Politics

The civil service doesn't have the skills to negotiate Brexit

Without radical reform, there's no chance of the UK getting a good deal

January 26, 2017
©NICHOLAS KRAUSE/NEWZULU/PA Images
©NICHOLAS KRAUSE/NEWZULU/PA Images
Read more: Brexit—the biggest challenge the civil service has ever faced?

In her speech last week, Prime Minister Theresa May set out the broad outline for Brexit negotiations and one day soon the starting gun will be fired.

The course that we are on concerns me because I believe that the civil service does not currently have the skill set to negotiate either an exit from the European Union or future trade deals. Time, of course, is on the government’s side as trade negotiations cannot start until Article 50 is triggered. But a quantum leap in skills is needed if we are to obtain a good deal.

My conclusion on the inadequacy of the civil service is not a criticism per se, but based on its mind set and organisational structure—and also on traditional entrenchment.

If you join the civil service, it is not to become a commercial negotiator or dealmaker. The role is to carry out the wishes of politicians, provide information, advice and counsel to allow ministers to develop their thinking, illustrate the pitfalls and finally, implement their decisions.

Over the last decades, however, the commercial sphere has been increasingly important and ministers tend to have little commercial experience. To protect themselves from having to make commercial decisions and to take ownership of them, the civil service have developed a default mechanism of endless process and procedure. And if all else failed, the last resort has been to say “Minister, this is a breach of European regulations.”

The fact that officials will no longer be able to rely on this argument has come as a great shock to the system. I have observed that civil servants at the Foreign & Commonwealth Office (FCO) and Department for International Trade (DIT) appeared stunned and incredulous that the British people have voted for Brexit. They do not know how to cope and this is leading to an attitude of obduracy at times. As a result, ministers are making decisions but the machinery of government is not implementing the orders.

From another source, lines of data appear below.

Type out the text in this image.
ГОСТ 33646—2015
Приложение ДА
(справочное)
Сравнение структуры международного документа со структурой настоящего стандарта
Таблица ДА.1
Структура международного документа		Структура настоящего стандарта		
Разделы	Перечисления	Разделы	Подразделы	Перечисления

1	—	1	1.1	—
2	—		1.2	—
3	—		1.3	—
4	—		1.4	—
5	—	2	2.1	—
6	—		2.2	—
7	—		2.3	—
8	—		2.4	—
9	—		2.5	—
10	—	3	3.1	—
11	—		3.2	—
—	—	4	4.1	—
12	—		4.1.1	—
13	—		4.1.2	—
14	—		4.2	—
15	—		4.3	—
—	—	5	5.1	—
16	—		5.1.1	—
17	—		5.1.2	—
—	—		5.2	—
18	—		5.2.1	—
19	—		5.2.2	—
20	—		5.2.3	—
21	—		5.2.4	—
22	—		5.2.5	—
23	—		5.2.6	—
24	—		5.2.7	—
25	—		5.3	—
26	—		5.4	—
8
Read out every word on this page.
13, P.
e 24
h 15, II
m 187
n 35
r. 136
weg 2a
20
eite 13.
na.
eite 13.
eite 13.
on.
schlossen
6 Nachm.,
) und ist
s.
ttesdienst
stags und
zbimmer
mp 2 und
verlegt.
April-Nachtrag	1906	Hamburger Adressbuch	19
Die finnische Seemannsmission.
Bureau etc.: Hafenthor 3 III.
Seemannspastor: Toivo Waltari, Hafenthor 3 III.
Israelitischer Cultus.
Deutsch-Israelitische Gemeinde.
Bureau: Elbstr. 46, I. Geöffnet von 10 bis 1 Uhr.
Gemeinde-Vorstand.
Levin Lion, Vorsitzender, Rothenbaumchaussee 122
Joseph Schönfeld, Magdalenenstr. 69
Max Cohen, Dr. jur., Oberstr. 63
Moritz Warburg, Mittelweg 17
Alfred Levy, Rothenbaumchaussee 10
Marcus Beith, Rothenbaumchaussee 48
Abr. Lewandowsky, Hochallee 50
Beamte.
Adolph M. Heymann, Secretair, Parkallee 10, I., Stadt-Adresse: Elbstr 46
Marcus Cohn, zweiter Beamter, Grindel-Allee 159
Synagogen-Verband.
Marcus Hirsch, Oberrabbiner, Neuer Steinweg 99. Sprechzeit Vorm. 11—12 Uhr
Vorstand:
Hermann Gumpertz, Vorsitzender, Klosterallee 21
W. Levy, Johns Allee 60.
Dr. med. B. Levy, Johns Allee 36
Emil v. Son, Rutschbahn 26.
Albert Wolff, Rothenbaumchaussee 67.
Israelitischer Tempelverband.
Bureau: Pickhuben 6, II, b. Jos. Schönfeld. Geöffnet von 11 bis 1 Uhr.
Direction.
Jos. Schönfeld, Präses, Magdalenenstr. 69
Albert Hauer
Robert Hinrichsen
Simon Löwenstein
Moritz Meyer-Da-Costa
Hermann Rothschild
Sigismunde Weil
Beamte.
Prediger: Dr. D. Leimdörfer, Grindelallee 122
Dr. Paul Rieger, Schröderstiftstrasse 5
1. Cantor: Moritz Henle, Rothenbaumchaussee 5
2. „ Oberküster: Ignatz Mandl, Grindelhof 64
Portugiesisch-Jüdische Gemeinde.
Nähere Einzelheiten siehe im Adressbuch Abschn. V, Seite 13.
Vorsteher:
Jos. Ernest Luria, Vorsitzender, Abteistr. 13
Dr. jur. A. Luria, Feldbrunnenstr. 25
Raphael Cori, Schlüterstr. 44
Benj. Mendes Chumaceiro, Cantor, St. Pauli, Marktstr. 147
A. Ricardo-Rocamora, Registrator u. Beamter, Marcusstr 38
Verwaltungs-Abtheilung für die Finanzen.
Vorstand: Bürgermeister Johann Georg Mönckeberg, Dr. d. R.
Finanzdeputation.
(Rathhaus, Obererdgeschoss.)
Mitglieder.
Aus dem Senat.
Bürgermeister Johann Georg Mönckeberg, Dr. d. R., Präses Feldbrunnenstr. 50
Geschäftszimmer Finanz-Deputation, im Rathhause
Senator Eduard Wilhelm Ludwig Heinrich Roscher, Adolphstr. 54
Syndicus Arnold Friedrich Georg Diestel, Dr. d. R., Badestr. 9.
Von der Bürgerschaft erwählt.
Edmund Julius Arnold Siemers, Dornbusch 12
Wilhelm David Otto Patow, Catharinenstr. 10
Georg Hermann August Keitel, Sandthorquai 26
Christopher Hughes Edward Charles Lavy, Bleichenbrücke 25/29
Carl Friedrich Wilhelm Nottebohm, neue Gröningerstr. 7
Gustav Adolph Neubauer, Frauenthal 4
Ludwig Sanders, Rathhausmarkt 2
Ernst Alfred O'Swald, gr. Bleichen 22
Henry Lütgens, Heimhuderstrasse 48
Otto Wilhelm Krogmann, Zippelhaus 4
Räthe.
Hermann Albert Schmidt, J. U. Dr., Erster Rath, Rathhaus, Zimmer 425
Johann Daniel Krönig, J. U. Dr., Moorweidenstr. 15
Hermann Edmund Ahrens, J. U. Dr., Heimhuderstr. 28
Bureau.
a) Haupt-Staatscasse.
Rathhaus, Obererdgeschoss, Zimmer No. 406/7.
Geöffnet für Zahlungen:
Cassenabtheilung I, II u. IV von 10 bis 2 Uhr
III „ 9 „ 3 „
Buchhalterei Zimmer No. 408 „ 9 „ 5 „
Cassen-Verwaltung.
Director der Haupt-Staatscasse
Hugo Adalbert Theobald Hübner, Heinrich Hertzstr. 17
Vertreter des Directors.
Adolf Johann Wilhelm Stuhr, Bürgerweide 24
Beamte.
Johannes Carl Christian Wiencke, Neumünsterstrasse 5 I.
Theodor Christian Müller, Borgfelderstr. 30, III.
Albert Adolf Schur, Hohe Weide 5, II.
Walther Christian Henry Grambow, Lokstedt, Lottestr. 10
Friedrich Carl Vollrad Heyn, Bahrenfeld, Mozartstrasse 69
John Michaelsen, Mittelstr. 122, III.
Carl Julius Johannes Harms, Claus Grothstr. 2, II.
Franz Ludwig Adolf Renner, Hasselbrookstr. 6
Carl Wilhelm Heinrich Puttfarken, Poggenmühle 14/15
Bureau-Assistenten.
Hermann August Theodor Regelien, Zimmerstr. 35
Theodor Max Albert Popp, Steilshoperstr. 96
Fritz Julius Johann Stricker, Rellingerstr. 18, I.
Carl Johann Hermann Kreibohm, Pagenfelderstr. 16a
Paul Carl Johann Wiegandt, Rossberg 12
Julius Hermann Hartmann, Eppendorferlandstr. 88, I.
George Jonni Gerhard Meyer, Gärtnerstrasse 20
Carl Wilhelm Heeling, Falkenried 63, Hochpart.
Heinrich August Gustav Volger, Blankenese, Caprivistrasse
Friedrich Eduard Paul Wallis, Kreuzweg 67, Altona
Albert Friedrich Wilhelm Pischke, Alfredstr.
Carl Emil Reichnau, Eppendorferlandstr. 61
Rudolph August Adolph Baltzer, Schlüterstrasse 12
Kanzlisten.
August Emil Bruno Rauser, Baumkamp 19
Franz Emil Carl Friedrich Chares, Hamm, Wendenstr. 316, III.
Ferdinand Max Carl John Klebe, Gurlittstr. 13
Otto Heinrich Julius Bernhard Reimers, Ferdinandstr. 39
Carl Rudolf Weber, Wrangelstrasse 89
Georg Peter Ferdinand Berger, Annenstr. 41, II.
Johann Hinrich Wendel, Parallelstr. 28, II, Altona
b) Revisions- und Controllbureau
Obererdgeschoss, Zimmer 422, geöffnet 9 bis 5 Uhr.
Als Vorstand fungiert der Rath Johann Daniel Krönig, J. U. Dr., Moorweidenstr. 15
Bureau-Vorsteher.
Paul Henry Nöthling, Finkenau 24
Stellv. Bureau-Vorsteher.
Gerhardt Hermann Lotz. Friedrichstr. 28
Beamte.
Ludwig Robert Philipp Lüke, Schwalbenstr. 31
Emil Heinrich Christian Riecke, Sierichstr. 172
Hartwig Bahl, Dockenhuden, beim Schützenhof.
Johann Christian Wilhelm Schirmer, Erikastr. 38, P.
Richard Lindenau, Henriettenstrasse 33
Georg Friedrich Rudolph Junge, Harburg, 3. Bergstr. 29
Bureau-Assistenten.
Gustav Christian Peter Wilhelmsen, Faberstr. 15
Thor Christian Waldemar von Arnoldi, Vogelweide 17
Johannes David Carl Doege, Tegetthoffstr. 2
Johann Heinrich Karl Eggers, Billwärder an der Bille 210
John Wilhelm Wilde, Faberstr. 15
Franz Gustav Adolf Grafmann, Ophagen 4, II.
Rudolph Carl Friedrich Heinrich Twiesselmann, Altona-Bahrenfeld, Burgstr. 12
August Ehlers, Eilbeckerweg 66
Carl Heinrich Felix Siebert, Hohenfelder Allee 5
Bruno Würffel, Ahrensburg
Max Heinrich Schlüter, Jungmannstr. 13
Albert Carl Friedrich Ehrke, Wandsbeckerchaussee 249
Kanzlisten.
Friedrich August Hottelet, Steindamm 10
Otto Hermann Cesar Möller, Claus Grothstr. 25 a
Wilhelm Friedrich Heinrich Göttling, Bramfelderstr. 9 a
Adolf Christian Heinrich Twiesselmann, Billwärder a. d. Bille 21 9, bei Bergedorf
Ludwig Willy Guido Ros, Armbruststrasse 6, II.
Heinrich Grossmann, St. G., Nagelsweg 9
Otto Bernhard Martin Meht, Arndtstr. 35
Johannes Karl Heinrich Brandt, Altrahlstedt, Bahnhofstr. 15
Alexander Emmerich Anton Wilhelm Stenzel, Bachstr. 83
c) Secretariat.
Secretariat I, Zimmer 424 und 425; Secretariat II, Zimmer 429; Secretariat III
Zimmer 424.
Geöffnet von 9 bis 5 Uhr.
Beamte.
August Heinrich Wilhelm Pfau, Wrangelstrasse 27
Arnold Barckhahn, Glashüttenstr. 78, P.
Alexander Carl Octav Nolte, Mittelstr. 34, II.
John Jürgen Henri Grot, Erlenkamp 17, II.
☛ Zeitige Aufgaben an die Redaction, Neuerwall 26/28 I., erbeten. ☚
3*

It is true that a vacuum exists until Article 50 is triggered, but this could have been anticipated. It was not. The reason for this is that once the referendum was called, there was a moratorium throughout government on making any plans for leaving the EU. This is perhaps understandable—but the civil service has been caught flat-footed by other world events of late, including the election of Donald Trump, Syria, Libya, Ukraine and the immigration crisis.

In terms of organisation, the government—and this is largely the fault of ministers—has not restructured so that our international activities are combined to deliver a potent message. The FCO does not appear to influence the Department for International Development (DfID) and the DIT has always been thought of as a second-class citizen to the FCO. When David Cameron came into power, outsiders were brought into what is now the DIT, but they have largely all left because of the entrenched attitudes of their civil servant colleagues.

The DIT has moved into the same building as the FCO. In theory, this should create a united approach but I observe decisions being pushed to and fro from department to department as time passes and opportunities are missed.

But I feel great sympathy for civil servants. They are underpaid and performing duties for which they are often unqualified. Their management has failed to force change to modern working practices, they are demoralised by cuts and they are regularly hide-bound by obsolete rules when the rest of the commercial world have moved on. It is nigh-on impossible for them to think about strategy when they are always on the defensive.

The EU has become the epicentre for UK officials and its dominating influence. Rules and regulations have been passed down, they have interpreted them, often gold-plated them and put them into force. Nearly 150 people work on the EU desk in the FCO but only six on the Commonwealth desk (the Commonwealth includes 52 countries and almost a third of the world’s population).

The civil service is overstaffed in mature markets and inadequate in emerging markets. There is little continuity of personnel in markets: terms are three years. When I was the Prime Minister's Trade Envoy, I set up a network where initially we appointed senior cross-party commercial people to manage a country relationship and therefore develop continuity. This, sadly, has been watered down by awarding some posts as political patronage.

I have met many remarkable ambassadors and people in post on my travels. We are particularly lucky in our people throughout the Middle East, some of whom would, if repatriated to the UK, make an excellent part of the negotiating team. But even then they are relying, as are ministers, on machinery that needs radical reform and a change in mindset.

Theresa May has set out the rules of engagement. We have a capable ministerial team that wants to see it happen but now speed of action is of the essence to prepare for the unchartered waters ahead.